Kisah tersebut diceritakan oleh Imam Ibnul Jauzi dalam ‘Uyun Al-Hikayat Min Qashash Ash-Shalihin wa Nawadir Az-Zahidin (ed terjemahan: 500 Orang Saleh Penuh Hikmah).
Baca juga:
Dikisahkan, Abu Abdillah, seorang muazin Bani Haram bertetangga dengan seorang pemuda. Setiap kali ia azan untuk sholat dan melantunkan ikamah, pemuda tersebut sudah berada tepat di belakangnya. Ketika ia sholat, pemuda itu pun ikut sholat. Setelah itu, pemuda tersebut memakai sandalnya dan masuk ke rumah.
“Saya berharap dia berbicara kepadaku atau meminta suatu keperluan kepadaku,” ucap Abu Abdillah.
Pada suatu hari, pemuda tersebut berkata kepada Abu Abdillah, “Wahai Abu Abdillah, apakah engkau mempunyai mushaf yang bisa saya pinjam, agar saya bisa membacanya?”
Abu Abdillah pun mengeluarkan mushaf Al-Qur’an dan memberikannya kepada pemuda itu. Pemuda itu lalu memeluk mushaf itu ke dadanya. Kemudian dia berkata, “Semoga hari ini menjadi hari yang sangat penting bagiku dan bagimu.”
Setelah kejadian tersebut, Abu Abdillah tidak melihat pemuda itu lagi. Pemuda itu bahkan tidak keluar rumah demikian juga saat sholat Maghrib dan Isya dia tidak keluar rumah.
Setelah sholat Isya, Abu Abdillah mendatangi rumah tempat tinggal pemuda itu. Di sana ia mendapati sebuah ember dan alat membersihkan diri. Ia juga melihat pemuda itu meninggal dunia sedang mushaf berada di pelukan dadanya.
Ia kemudian mengambil mushaf dari kamar pemuda itu lalu minta tolong orang-orang sekitar untuk membantu mengangkatnya ke tempat tidur.
“Pada malam hari itu saya berpikir siapa yang bisa saja ajak bicara untuk memakaikannya kain kafan. Saat akan tiba waktu Subuh, saya pun ke masjid untuk melantunkan azan Subuh, lalu setelah itu sholat sunnah. Ketika itu saya melihat ada cahaya di arah kiblat. Saya pun mendekat.

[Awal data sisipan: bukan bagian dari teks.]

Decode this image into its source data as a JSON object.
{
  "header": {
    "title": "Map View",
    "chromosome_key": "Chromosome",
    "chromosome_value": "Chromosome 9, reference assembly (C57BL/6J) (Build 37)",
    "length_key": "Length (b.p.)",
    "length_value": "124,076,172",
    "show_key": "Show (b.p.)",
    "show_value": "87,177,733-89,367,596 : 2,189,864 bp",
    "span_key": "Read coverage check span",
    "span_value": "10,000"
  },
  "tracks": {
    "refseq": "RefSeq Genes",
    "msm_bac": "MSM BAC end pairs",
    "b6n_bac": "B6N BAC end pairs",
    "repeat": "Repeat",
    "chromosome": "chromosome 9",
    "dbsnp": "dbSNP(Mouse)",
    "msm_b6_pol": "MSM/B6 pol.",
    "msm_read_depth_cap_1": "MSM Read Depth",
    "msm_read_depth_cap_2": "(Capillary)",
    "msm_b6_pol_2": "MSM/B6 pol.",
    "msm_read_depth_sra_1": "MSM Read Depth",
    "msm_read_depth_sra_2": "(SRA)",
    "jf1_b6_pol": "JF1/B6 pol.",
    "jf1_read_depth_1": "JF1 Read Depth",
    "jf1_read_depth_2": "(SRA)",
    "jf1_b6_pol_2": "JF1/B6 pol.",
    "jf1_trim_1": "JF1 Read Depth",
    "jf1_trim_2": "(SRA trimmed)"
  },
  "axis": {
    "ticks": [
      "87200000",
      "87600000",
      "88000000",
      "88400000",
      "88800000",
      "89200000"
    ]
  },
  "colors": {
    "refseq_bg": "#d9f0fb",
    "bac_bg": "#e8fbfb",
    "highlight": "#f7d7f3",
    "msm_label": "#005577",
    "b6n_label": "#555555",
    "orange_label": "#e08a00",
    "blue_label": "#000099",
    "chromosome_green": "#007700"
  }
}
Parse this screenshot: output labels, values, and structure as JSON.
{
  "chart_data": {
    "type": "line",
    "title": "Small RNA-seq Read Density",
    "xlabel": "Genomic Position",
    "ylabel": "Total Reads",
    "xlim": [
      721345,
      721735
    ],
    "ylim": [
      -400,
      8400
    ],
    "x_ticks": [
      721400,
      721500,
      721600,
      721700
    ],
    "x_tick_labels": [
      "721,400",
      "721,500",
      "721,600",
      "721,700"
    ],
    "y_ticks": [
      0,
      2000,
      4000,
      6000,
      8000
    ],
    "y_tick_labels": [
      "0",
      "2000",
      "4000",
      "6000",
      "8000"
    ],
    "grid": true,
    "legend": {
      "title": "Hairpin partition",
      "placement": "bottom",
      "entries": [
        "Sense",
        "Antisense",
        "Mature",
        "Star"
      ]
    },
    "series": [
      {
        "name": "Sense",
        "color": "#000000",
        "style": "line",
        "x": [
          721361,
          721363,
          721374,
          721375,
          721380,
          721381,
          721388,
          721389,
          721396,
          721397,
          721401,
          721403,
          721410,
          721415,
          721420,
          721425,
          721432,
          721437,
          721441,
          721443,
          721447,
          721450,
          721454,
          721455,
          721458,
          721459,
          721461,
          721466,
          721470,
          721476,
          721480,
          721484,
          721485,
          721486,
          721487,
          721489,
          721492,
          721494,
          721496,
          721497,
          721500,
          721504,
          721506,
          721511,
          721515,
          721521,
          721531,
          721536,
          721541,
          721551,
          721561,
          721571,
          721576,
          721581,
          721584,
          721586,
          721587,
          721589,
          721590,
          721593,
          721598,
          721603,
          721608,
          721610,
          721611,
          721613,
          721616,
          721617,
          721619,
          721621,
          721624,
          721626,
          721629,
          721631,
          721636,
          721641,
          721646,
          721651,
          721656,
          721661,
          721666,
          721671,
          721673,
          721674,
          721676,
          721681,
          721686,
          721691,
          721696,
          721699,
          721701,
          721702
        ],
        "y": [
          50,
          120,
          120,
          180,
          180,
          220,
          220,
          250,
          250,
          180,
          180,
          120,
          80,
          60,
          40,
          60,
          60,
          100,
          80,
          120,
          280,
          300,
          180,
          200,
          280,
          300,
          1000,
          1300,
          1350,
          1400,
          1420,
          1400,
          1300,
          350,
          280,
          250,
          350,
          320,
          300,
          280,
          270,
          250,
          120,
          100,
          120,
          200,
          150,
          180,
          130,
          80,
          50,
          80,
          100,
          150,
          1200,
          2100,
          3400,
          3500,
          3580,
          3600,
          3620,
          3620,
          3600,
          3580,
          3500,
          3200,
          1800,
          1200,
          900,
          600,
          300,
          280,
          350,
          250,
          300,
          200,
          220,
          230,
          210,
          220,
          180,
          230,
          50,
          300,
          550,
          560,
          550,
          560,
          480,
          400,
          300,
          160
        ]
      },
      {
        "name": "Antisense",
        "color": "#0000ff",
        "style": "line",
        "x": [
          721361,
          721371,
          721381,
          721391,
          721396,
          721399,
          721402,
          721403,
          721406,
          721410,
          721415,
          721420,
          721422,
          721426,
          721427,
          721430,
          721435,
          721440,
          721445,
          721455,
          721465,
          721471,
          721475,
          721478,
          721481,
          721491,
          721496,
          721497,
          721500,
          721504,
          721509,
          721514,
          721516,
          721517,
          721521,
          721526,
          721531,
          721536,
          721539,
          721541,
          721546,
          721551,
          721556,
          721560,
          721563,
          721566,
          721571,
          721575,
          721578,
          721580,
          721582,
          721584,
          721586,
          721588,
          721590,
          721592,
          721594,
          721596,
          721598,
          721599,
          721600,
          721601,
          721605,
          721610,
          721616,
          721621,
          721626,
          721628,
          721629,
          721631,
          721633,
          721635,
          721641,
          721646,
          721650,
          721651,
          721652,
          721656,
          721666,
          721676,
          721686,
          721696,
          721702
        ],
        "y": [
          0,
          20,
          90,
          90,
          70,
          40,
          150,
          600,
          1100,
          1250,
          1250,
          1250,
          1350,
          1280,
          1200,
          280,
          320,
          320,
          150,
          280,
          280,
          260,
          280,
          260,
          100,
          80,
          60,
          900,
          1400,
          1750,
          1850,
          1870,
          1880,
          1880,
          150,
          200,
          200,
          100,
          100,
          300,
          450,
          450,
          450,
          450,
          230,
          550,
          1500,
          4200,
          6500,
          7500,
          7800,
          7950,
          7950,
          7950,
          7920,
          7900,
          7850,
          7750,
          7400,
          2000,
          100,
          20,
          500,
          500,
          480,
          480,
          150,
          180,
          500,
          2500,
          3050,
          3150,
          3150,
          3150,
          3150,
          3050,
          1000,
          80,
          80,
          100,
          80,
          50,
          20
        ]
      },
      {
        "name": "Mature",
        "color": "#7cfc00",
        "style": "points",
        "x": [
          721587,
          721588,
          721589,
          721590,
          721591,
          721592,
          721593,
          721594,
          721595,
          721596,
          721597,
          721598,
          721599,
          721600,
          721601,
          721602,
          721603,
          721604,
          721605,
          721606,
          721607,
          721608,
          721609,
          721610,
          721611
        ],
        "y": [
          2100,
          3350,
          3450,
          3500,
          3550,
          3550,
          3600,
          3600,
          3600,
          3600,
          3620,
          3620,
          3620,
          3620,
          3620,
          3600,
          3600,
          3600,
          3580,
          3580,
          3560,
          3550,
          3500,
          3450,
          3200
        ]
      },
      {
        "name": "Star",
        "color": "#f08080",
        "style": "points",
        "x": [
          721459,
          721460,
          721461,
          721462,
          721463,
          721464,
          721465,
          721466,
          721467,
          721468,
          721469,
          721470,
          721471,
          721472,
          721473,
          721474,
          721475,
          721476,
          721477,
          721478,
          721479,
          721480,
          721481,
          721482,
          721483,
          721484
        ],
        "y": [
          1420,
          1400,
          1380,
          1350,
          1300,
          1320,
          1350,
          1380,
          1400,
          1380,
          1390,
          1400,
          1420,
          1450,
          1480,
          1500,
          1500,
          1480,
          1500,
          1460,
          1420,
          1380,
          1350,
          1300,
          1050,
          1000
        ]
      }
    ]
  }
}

Ternyata itu adalah kain kafan yang terlipat, di arah kiblat. Saya pun mengambilnya dan mengucapkan Alhamdulillah,” kata Abu Abdillah.
Setelah itu, Abu Abdillah membawa jenazah pemuda saleh itu ke rumahnya dan ia kembali ke masjid. Selepas sholat Subuh, tepatnya saat salam menengok ke kanan, ia mendapati Tsabit Al-Bunani, Malik bin Dinar, Habih Al-Farisi, dan Shalih Al-Murri di sebelah kanannya.
Ia pun bertanya kepada mereka, “Wahai saudara-saudaraku, apa yang membuat kalian datang kemari?” Mereka menjawab, “Apakah ada seseorang yang meninggal semalam, di sekitar tempat ini?” Ia menjawab, “Iya. Ada seorang pemuda yang meninggal malam ini, yang biasa sholat bersamaku.”
Mereka berkata, “Perlihatkanlah dia kepada kami.” Begitu mereka masuk melihat jenazahnya, kata Abu Abdillah, Malik bin Dinar membuka penutup muka jenazah pemuda itu kemudian mencium dahinya di bagian yang biasa ia gunakan untuk sujud.
Setelah itu, Malik bin Dinar berkata, “Demi ayahku, engkau wahai Hajjaj, sering kali jika dikenal di suatu tempat, engkau pindah ke tempat lain yang tidak mengenalmu. Bawalah dia untuk dimandikan.”
Abu Abdillah melihat masing-masing dari mereka membawa kain kafan seraya berkata, “Saya yang akan mengafaninya.” Ketika mereka saling berebut, Abu Abdillah kemudian berkata, “Saya tadi malam berpikir tentang siapa yang bisa saya minta tolong untuk mengafaninya. Kemudian ketika subuh saya datang ke masjid untuk azan, lalu sholat sunnah. Saat itulah saya melihat ada kain kafan yang terbungkus rapi. Saya tidak tahu siapa yang meletakkannya?”
Mendengar hal itu, mereka berkata, “Jika begitu, kafankanlah dia dengan kain kafan itu.” Akhirnya pemuda tersebut dikafani dan dikeluarkan untuk dimakamkan.
Menurut kesaksian Abu Abdillah, dia hampir tidak bisa membawa jenazah pemuda saleh tersebut untuk bergerak ke kuburan. Sebab, banyak sekali orang yang menghadiri pemakamannya.